Creating a portfolio

bn_dsc_0023In just over a month, I will be presenting my portfolio at the Review Santa Fe event, perhaps the biggest event of my career so far. And I’m procrastinating in creating the portfolio. Of all the photographs I’ve taken for this project (almost 3000) I have to pare it down to 15-20 prints that best portray the work. I tend to get overwhelmed by the scope of it, and whenever I get overwhelmed by a project, I think back to an undergrad rhetoric teacher who told me this story.
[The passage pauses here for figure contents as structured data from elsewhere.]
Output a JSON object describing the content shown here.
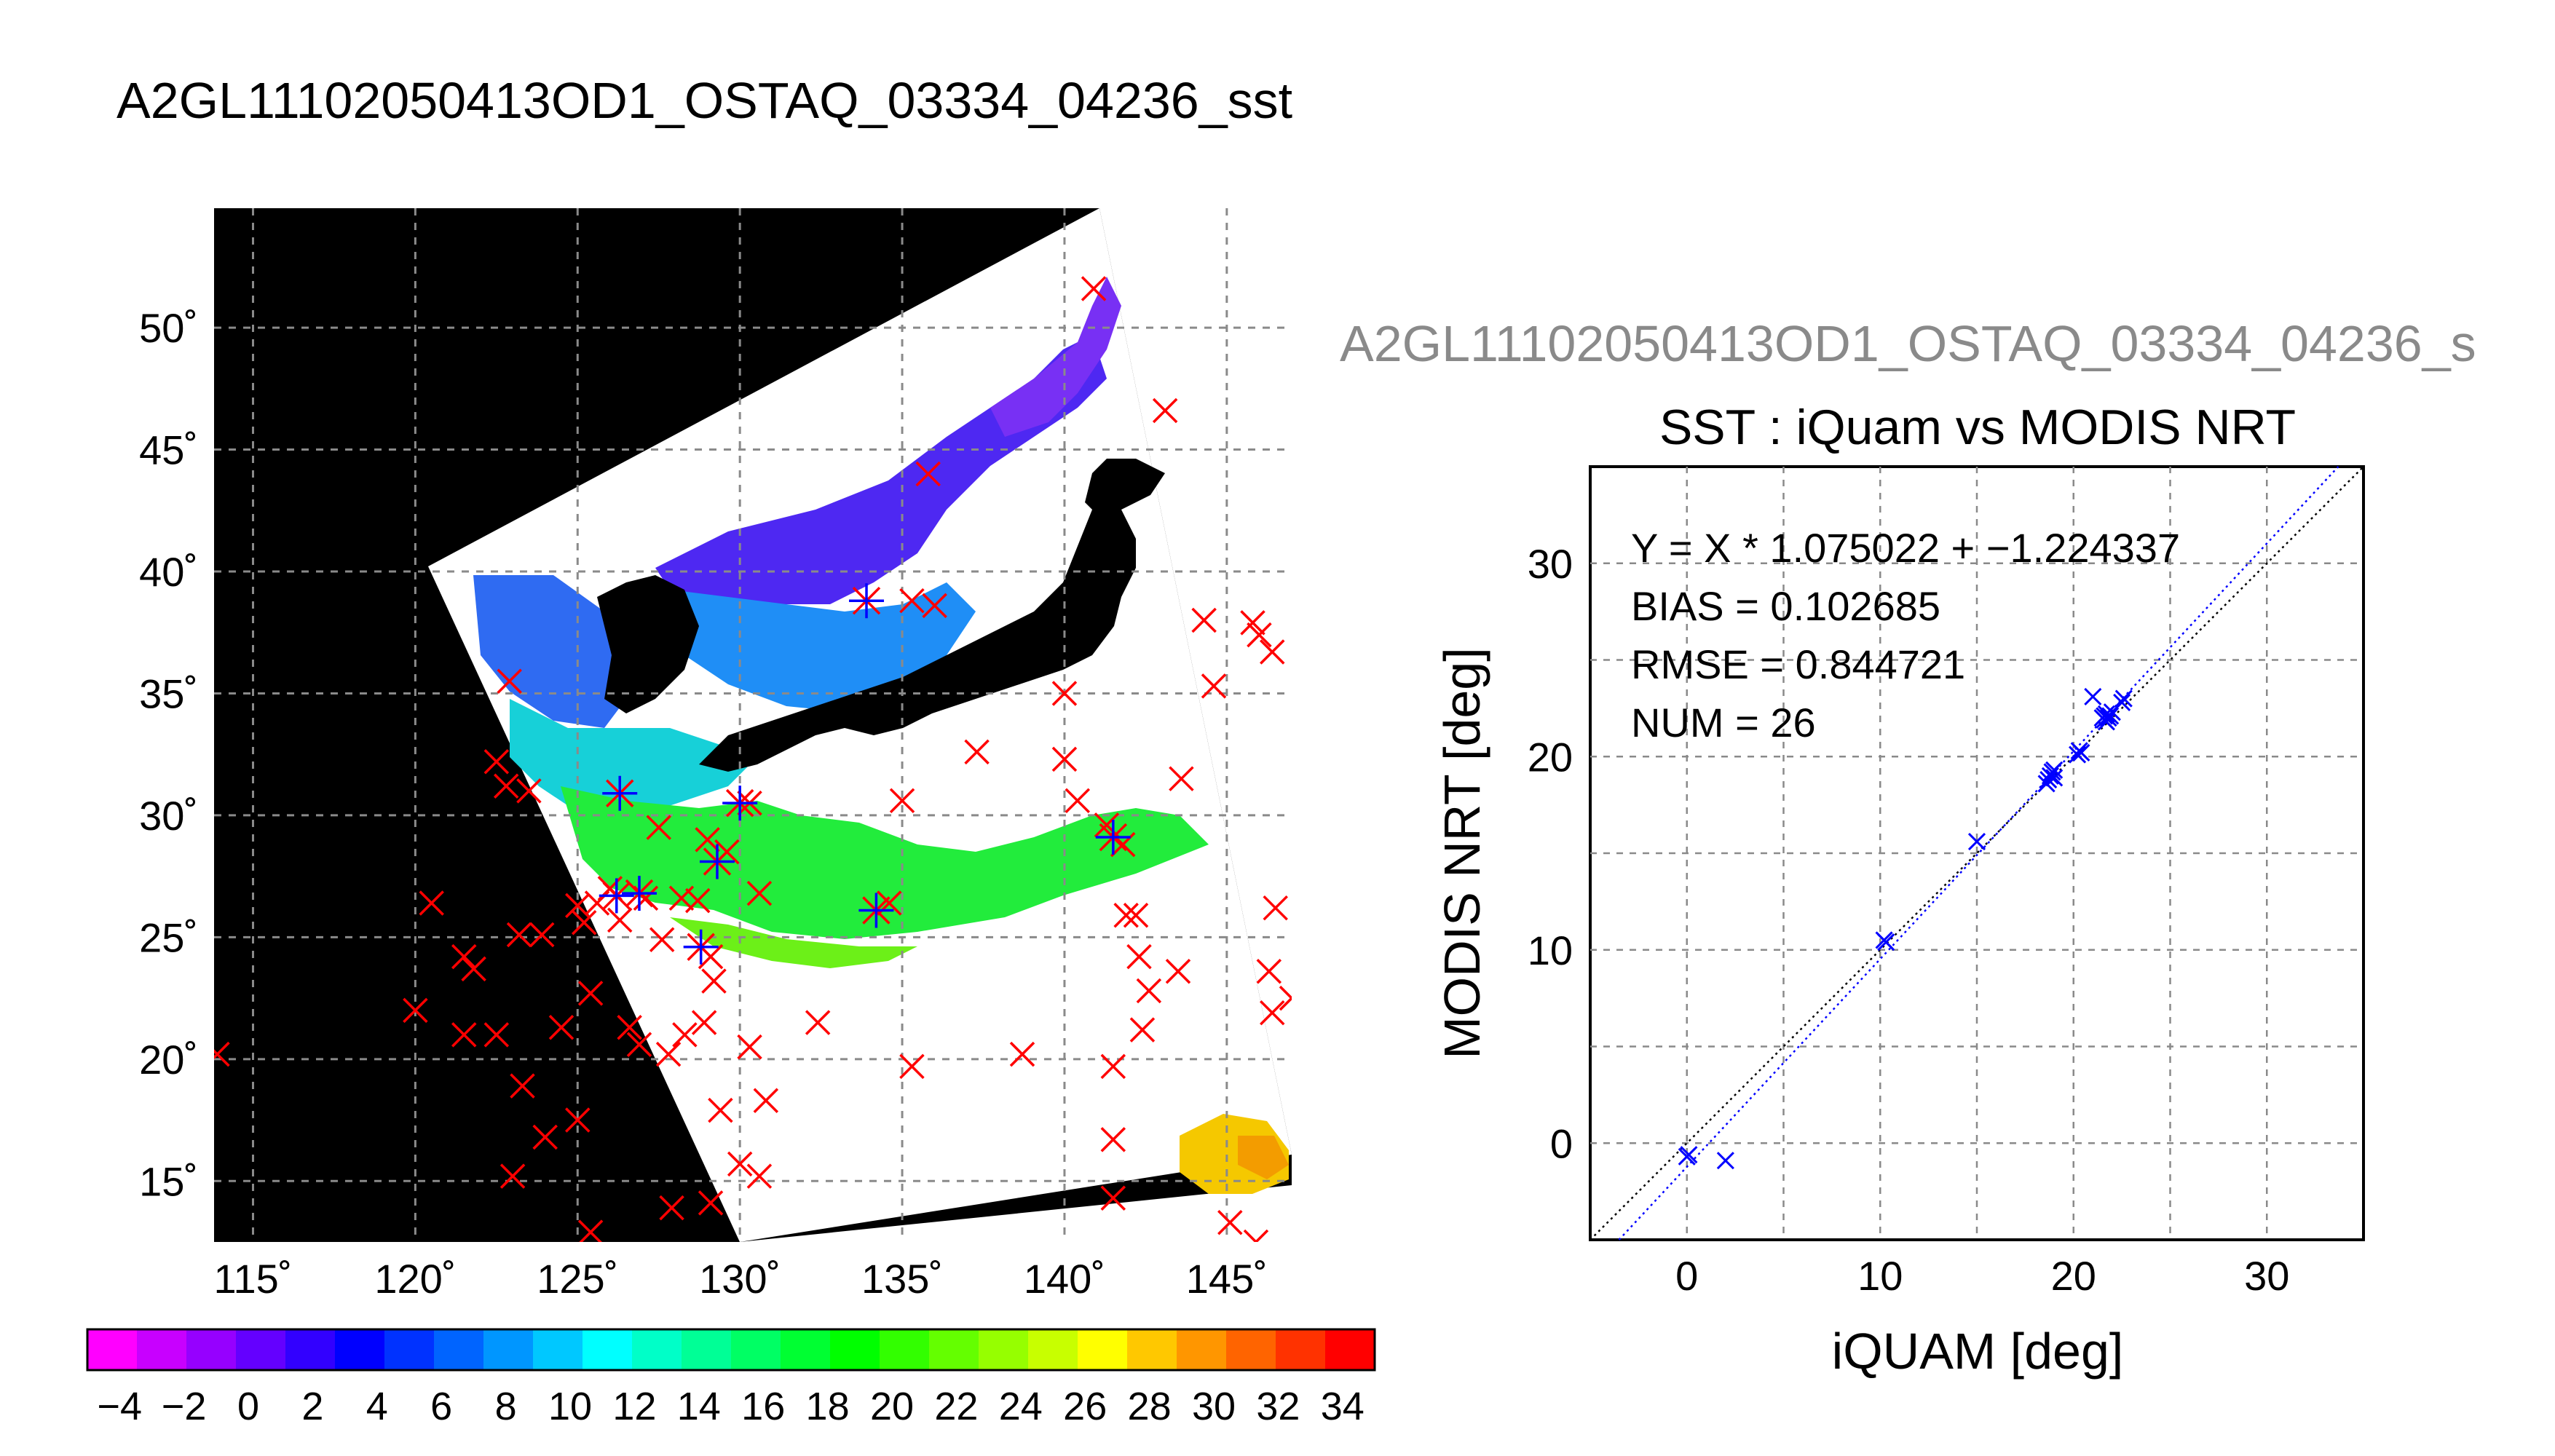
{
  "figure": {
    "title": "A2GL11102050413OD1_OSTAQ_03334_04236_sst",
    "subtitle": "A2GL11102050413OD1_OSTAQ_03334_04236_s"
  },
  "colors": {
    "background": "#ffffff",
    "land": "#000000",
    "cloud": "#ffffff",
    "match_marker": "#ff0000",
    "valid_marker": "#0000ff",
    "scatter_marker": "#0000ff",
    "fit_line": "#0000ff",
    "identity_line": "#000000",
    "grid": "#808080"
  },
  "chart_data": [
    {
      "type": "heatmap",
      "name": "SST map",
      "x_ticks": [
        "115˚",
        "120˚",
        "125˚",
        "130˚",
        "135˚",
        "140˚",
        "145˚"
      ],
      "x_tick_values": [
        115,
        120,
        125,
        130,
        135,
        140,
        145
      ],
      "y_ticks": [
        "50˚",
        "45˚",
        "40˚",
        "35˚",
        "30˚",
        "25˚",
        "20˚",
        "15˚"
      ],
      "y_tick_values": [
        50,
        45,
        40,
        35,
        30,
        25,
        20,
        15
      ],
      "xlim": [
        113.8,
        147
      ],
      "ylim": [
        12.5,
        54.9
      ],
      "grid": true,
      "colorbar": {
        "range": [
          -5,
          35
        ],
        "tick_labels": [
          "−4",
          "−2",
          "0",
          "2",
          "4",
          "6",
          "8",
          "10",
          "12",
          "14",
          "16",
          "18",
          "20",
          "22",
          "24",
          "26",
          "28",
          "30",
          "32",
          "34"
        ],
        "tick_values": [
          -4,
          -2,
          0,
          2,
          4,
          6,
          8,
          10,
          12,
          14,
          16,
          18,
          20,
          22,
          24,
          26,
          28,
          30,
          32,
          34
        ],
        "colors": [
          "#ff00ff",
          "#c800ff",
          "#9600ff",
          "#6400ff",
          "#3200ff",
          "#0000ff",
          "#0032ff",
          "#0064ff",
          "#0096ff",
          "#00c8ff",
          "#00ffff",
          "#00ffc8",
          "#00ff96",
          "#00ff64",
          "#00ff32",
          "#00ff00",
          "#32ff00",
          "#64ff00",
          "#96ff00",
          "#c8ff00",
          "#ffff00",
          "#ffc800",
          "#ff9600",
          "#ff6400",
          "#ff3200",
          "#ff0000"
        ]
      },
      "matchups": [
        [
          113.9,
          20.2
        ],
        [
          120.0,
          22.0
        ],
        [
          120.5,
          26.4
        ],
        [
          121.5,
          24.2
        ],
        [
          121.8,
          23.7
        ],
        [
          121.5,
          21.0
        ],
        [
          122.5,
          21.0
        ],
        [
          122.5,
          32.2
        ],
        [
          122.8,
          31.2
        ],
        [
          122.9,
          35.5
        ],
        [
          123.2,
          25.1
        ],
        [
          123.5,
          31.0
        ],
        [
          123.9,
          25.1
        ],
        [
          123.3,
          18.9
        ],
        [
          123.0,
          15.2
        ],
        [
          124.0,
          16.8
        ],
        [
          124.5,
          21.3
        ],
        [
          125.0,
          26.3
        ],
        [
          125.2,
          25.6
        ],
        [
          125.4,
          22.7
        ],
        [
          125.0,
          17.5
        ],
        [
          125.6,
          26.4
        ],
        [
          125.4,
          12.9
        ],
        [
          126.0,
          27.0
        ],
        [
          126.3,
          25.7
        ],
        [
          126.6,
          21.3
        ],
        [
          126.9,
          20.6
        ],
        [
          127.1,
          26.6
        ],
        [
          127.6,
          24.9
        ],
        [
          127.8,
          20.2
        ],
        [
          127.5,
          29.5
        ],
        [
          127.9,
          13.9
        ],
        [
          128.3,
          21.0
        ],
        [
          128.2,
          26.6
        ],
        [
          128.7,
          26.5
        ],
        [
          128.9,
          21.5
        ],
        [
          129.0,
          29.0
        ],
        [
          129.1,
          24.2
        ],
        [
          129.1,
          14.1
        ],
        [
          129.2,
          23.2
        ],
        [
          129.4,
          17.9
        ],
        [
          129.6,
          28.5
        ],
        [
          130.0,
          15.7
        ],
        [
          130.3,
          20.5
        ],
        [
          130.3,
          30.5
        ],
        [
          130.6,
          26.8
        ],
        [
          130.6,
          15.2
        ],
        [
          130.8,
          18.3
        ],
        [
          132.4,
          21.5
        ],
        [
          134.6,
          26.4
        ],
        [
          135.0,
          30.6
        ],
        [
          135.3,
          19.7
        ],
        [
          135.3,
          38.8
        ],
        [
          136.0,
          38.6
        ],
        [
          135.8,
          44.0
        ],
        [
          137.3,
          32.6
        ],
        [
          138.7,
          20.2
        ],
        [
          140.0,
          35.0
        ],
        [
          140.0,
          32.3
        ],
        [
          140.4,
          30.6
        ],
        [
          140.9,
          51.6
        ],
        [
          141.3,
          29.6
        ],
        [
          141.5,
          19.7
        ],
        [
          141.5,
          16.7
        ],
        [
          141.5,
          14.3
        ],
        [
          141.8,
          28.8
        ],
        [
          141.9,
          25.9
        ],
        [
          142.2,
          25.9
        ],
        [
          142.3,
          24.2
        ],
        [
          142.4,
          21.2
        ],
        [
          142.6,
          22.8
        ],
        [
          143.1,
          46.6
        ],
        [
          143.5,
          23.6
        ],
        [
          143.6,
          31.5
        ],
        [
          144.3,
          38.0
        ],
        [
          144.6,
          35.3
        ],
        [
          145.1,
          13.3
        ],
        [
          145.8,
          37.9
        ],
        [
          145.9,
          12.5
        ],
        [
          146.0,
          37.4
        ],
        [
          146.3,
          23.6
        ],
        [
          146.4,
          36.7
        ],
        [
          146.4,
          21.9
        ],
        [
          146.5,
          26.2
        ],
        [
          147.0,
          22.5
        ]
      ],
      "valid_matchups": [
        [
          126.3,
          30.9
        ],
        [
          126.2,
          26.7
        ],
        [
          126.9,
          26.8
        ],
        [
          128.8,
          24.6
        ],
        [
          129.3,
          28.1
        ],
        [
          130.0,
          30.5
        ],
        [
          133.9,
          38.8
        ],
        [
          134.2,
          26.1
        ],
        [
          141.5,
          29.1
        ]
      ]
    },
    {
      "type": "scatter",
      "name": "SST : iQuam vs MODIS NRT",
      "title": "SST : iQuam vs MODIS NRT",
      "xlabel": "iQUAM [deg]",
      "ylabel": "MODIS NRT [deg]",
      "xlim": [
        -5,
        35
      ],
      "ylim": [
        -5,
        35
      ],
      "x_ticks": [
        0,
        10,
        20,
        30
      ],
      "y_ticks": [
        0,
        10,
        20,
        30
      ],
      "x_tick_labels": [
        "0",
        "10",
        "20",
        "30"
      ],
      "y_tick_labels": [
        "0",
        "10",
        "20",
        "30"
      ],
      "grid": true,
      "stats": {
        "equation": "Y = X * 1.075022 + −1.224337",
        "bias": "BIAS = 0.102685",
        "rmse": "RMSE = 0.844721",
        "num": "NUM = 26"
      },
      "fit": {
        "slope": 1.075022,
        "intercept": -1.224337
      },
      "points": [
        {
          "x": 0.0,
          "y": -0.7
        },
        {
          "x": 0.1,
          "y": -0.6
        },
        {
          "x": 2.0,
          "y": -0.9
        },
        {
          "x": 10.2,
          "y": 10.5
        },
        {
          "x": 10.3,
          "y": 10.4
        },
        {
          "x": 15.0,
          "y": 15.6
        },
        {
          "x": 18.7,
          "y": 18.8
        },
        {
          "x": 18.8,
          "y": 19.0
        },
        {
          "x": 18.9,
          "y": 19.2
        },
        {
          "x": 19.0,
          "y": 18.9
        },
        {
          "x": 18.6,
          "y": 18.6
        },
        {
          "x": 19.0,
          "y": 19.3
        },
        {
          "x": 20.2,
          "y": 20.1
        },
        {
          "x": 20.4,
          "y": 20.2
        },
        {
          "x": 20.3,
          "y": 20.3
        },
        {
          "x": 21.0,
          "y": 23.1
        },
        {
          "x": 21.5,
          "y": 22.0
        },
        {
          "x": 21.6,
          "y": 21.9
        },
        {
          "x": 21.7,
          "y": 22.2
        },
        {
          "x": 21.8,
          "y": 22.0
        },
        {
          "x": 21.9,
          "y": 22.1
        },
        {
          "x": 22.0,
          "y": 22.3
        },
        {
          "x": 21.7,
          "y": 21.8
        },
        {
          "x": 22.5,
          "y": 22.8
        },
        {
          "x": 22.6,
          "y": 23.0
        },
        {
          "x": 21.6,
          "y": 22.1
        }
      ]
    }
  ]
}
There was a writing teacher who assigned his class an essay about their home town – write about the place you live, tell us what it’s like. There was one student who came to him and said “I come from a small town – there’s nothing to write about.” So the teacher told the student to instead write about the street on which she lived. Confused, the student left, tried to think of something and came back to the teacher. “If I can’t write about my small town, how can I write about just one street in that town?” The teacher said “Well, try writing about your house.” The student complained that there was nothing to write about there either, so the teacher, in a final attempt to pull something out of this student, told her to write about the uppermost brick on the left side of the chimney of her house. The student handed in a 20 page essay.

Granted, this story’s moral speaks for itself, but it comforts me and provides me with a path to follow when 3000 negatives are sitting there, each one pleading to be included. Narrow down your focus, pick something that limits your scope so that you can fully explore that small portion of your whole work. 

Skulls. They make up a small portion of the work, maybe 25-30 prints, but they stand out as some of the most exciting. Skulls are obviously very rich in mythology and philosophy, and would make for a tight, focused portfolio into which I can add two or three other prints to show the wider spectrum. Ray Bandar, a researcher from San Francisco, has collected skulls for over 50 years. Hamlet holds a skull as he ponders the essence of life. Georgia O’Keefe saw beauty in skulls. It’s the perfect portfolio for me.